Perennial water makes River Kidepo an oasis in the semi-desert which hosts over 86 mammal species including spotted hyenas, lions, cheetahs, leopards, wild dogs, elephants, giraffes, zebras, Cape buffaloes, bat-eared foxes, Rothschild’s giraffes — as well as almost 500 bird species.

Kidepo Valley

Streams in the Kidepo Valley are likewise dotted with palms. Higher areas have whistling thorn acacias bush.

Park management

The park is managed by the Uganda Wildlife Authority. The USAID as of August 2013 was financing the improvement of roads within the park.


The administration of the park is led by a Chief Warden.
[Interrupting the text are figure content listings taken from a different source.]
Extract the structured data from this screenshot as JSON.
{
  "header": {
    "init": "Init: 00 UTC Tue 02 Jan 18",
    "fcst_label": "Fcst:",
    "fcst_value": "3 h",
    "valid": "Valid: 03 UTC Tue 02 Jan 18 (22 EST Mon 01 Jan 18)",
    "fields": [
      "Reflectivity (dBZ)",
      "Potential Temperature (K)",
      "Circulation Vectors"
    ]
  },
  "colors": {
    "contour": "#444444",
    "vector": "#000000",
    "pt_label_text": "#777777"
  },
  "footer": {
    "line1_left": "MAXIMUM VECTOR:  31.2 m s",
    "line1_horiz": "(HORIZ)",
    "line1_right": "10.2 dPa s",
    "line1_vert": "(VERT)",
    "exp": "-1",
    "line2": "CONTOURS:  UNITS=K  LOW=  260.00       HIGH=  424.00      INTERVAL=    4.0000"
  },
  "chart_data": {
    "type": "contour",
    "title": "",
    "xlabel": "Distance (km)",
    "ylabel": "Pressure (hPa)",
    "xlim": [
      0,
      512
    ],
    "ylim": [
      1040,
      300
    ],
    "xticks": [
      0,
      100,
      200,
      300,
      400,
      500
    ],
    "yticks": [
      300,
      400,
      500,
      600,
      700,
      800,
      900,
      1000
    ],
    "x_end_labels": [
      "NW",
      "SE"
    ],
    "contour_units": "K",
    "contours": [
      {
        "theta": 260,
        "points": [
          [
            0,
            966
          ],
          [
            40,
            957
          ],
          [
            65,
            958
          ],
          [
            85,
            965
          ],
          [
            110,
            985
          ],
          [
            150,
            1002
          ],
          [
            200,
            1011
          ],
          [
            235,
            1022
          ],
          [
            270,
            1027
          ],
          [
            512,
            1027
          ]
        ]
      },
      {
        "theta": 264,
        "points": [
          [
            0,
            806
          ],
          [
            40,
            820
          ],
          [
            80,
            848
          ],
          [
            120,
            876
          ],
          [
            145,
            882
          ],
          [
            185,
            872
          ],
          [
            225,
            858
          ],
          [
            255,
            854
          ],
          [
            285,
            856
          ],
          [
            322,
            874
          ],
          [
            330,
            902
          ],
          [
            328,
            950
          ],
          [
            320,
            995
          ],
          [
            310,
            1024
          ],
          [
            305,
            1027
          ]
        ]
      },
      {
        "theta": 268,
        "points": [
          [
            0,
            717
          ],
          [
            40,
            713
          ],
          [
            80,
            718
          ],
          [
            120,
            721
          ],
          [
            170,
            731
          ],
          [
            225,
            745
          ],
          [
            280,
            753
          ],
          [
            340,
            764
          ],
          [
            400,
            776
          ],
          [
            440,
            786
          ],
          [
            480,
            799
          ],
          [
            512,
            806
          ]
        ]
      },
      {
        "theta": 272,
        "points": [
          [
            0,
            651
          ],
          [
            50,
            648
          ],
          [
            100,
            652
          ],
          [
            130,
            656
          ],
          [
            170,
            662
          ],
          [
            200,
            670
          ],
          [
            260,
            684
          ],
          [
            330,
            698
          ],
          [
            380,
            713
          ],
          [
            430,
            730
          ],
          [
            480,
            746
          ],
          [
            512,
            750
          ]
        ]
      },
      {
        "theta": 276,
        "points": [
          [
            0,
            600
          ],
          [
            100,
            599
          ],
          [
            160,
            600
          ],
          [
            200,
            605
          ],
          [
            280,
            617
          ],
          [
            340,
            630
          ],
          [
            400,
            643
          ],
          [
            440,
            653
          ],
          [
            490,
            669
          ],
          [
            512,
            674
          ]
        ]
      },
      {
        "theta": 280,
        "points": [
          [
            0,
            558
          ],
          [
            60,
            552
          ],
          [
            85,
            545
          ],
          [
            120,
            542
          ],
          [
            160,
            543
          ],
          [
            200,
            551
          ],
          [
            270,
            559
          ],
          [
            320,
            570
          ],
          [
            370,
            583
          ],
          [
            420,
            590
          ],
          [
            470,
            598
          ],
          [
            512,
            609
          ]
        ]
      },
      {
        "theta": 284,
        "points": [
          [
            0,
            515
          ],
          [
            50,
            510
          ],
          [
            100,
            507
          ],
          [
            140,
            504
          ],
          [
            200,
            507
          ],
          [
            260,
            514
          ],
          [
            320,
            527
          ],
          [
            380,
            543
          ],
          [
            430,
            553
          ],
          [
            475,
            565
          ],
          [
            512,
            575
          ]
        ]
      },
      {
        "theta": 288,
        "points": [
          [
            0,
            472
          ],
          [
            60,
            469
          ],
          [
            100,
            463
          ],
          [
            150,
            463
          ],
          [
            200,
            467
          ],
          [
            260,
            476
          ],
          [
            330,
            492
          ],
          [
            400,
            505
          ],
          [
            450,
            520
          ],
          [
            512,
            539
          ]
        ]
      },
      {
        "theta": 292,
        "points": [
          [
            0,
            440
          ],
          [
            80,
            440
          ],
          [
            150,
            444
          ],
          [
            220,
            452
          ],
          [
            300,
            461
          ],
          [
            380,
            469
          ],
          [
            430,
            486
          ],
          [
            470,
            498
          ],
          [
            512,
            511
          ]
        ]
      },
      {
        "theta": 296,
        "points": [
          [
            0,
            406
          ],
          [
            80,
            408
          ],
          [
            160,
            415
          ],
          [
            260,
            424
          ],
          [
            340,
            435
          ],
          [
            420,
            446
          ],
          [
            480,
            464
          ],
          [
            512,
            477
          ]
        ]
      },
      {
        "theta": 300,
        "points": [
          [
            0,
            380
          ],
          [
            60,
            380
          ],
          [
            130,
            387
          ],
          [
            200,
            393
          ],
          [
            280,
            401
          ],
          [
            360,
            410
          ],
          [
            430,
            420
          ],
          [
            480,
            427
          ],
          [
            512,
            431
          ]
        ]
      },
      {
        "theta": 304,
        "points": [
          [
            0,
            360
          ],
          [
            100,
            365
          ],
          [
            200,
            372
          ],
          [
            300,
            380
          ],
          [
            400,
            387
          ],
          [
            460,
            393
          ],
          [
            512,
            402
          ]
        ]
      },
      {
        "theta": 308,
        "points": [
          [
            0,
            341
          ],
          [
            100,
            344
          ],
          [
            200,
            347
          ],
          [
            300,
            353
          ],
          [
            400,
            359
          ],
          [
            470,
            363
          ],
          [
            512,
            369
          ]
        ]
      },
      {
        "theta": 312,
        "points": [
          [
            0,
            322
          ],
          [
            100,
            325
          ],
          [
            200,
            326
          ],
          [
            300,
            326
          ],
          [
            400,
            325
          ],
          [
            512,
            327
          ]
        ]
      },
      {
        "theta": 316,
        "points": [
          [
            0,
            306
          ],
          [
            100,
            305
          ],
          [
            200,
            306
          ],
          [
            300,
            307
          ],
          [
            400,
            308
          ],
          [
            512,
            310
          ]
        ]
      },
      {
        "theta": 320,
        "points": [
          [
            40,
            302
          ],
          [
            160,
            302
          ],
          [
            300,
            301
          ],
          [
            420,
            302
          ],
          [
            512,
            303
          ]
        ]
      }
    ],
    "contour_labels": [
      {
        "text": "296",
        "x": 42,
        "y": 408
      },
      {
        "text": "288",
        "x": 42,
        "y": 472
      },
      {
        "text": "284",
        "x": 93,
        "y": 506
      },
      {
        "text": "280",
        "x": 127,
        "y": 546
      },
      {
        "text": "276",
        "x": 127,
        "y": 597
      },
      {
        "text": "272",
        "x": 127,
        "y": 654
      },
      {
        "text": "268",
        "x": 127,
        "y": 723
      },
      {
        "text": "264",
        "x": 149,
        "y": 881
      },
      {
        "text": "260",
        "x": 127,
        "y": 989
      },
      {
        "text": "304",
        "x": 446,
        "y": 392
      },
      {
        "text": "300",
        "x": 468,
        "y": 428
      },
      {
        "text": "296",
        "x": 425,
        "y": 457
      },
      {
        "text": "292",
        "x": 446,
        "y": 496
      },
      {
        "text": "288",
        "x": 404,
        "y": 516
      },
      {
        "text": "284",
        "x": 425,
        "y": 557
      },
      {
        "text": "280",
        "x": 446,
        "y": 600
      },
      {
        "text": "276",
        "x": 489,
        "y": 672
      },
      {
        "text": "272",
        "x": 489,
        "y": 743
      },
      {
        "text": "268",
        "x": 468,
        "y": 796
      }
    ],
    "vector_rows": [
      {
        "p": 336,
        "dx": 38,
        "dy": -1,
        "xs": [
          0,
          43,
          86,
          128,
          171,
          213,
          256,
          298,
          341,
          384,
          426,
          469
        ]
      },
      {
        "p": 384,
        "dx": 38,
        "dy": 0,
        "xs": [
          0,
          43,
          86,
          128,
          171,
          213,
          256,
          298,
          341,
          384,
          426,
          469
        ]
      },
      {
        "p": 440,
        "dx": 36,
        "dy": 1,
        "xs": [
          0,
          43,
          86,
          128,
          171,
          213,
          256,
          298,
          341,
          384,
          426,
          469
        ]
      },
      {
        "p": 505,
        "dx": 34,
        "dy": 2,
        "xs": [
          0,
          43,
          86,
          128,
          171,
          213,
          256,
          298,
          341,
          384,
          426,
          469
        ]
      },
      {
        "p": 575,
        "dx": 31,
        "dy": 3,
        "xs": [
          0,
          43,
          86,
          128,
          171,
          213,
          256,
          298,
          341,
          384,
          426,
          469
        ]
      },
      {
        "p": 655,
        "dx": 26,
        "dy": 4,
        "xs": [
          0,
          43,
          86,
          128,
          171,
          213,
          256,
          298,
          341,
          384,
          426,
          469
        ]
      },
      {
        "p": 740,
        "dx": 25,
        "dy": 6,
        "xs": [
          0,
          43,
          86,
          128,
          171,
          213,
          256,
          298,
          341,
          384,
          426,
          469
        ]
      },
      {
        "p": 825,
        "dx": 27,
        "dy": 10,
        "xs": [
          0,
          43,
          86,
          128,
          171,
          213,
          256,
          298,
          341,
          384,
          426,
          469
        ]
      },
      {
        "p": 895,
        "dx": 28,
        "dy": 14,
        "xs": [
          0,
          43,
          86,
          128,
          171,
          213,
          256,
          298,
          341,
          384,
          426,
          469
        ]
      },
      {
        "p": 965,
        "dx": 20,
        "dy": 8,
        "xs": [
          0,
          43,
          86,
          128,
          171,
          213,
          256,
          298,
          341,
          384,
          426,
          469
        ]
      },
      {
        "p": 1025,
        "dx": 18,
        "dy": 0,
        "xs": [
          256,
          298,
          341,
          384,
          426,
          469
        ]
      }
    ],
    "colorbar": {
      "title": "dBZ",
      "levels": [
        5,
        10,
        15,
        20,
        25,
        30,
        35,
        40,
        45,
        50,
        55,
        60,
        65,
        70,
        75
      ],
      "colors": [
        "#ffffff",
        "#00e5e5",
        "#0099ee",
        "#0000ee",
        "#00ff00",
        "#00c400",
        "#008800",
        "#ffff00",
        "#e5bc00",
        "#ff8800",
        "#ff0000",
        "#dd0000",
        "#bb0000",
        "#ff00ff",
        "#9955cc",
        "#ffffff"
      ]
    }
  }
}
This position has been held by the following wardens:

1958–1962 Tony Henley

1964–1972 Ian Ross

ODUR first black African to be chief park warden managed Kidepo in the 1960s before Paul Ssali

1972– Paul Ssali

–1981 A.M.K. Bendebule (died in air crash in the park)

1994– Peter Lotyang

1996 Anjelo Ajoka

1998 (acting) Daniel Aleper

2001-2002 Joseph Sentongo

2003-2006 Kuloao Okwongo

Edward Asalu as chief park warden Capt. John Emille Otekat also worked as chief park warden

2008 Henry Tusubira

2013 Johnson Masereka


In the fiscal year 2009-2010 Kidepo received 294M Uganda Shillings (US$129k or €99k as of August 1, 2010) from 2100 visitors. By the 2012-2013 fiscal year this had grown to UGX 466M ($178k or €134k as of August 1, 2013) from 2300 visitors.

Conservation activity

During the 1960s Kidepo had a sustainable Rothschild giraffe population of over 400 animals. By 1992 this had been poached down to only three animals, including a single female. In 1997 Warden Peter Möller obtained funding from the Frankfurt Zoological Society to translocate giraffes from Kenya’s Lake Nakuru National Park. One female died in the holding facility in Lake Nakuru. Two females and one male were flown to Kidepo. In Kidepo one male was eaten by lions shortly after being released.


Game viewing is possible by vehicle on dirt roads that crisscross the southern and western parts of the park. A few trunk roads are improved with murram and are passable in all weather.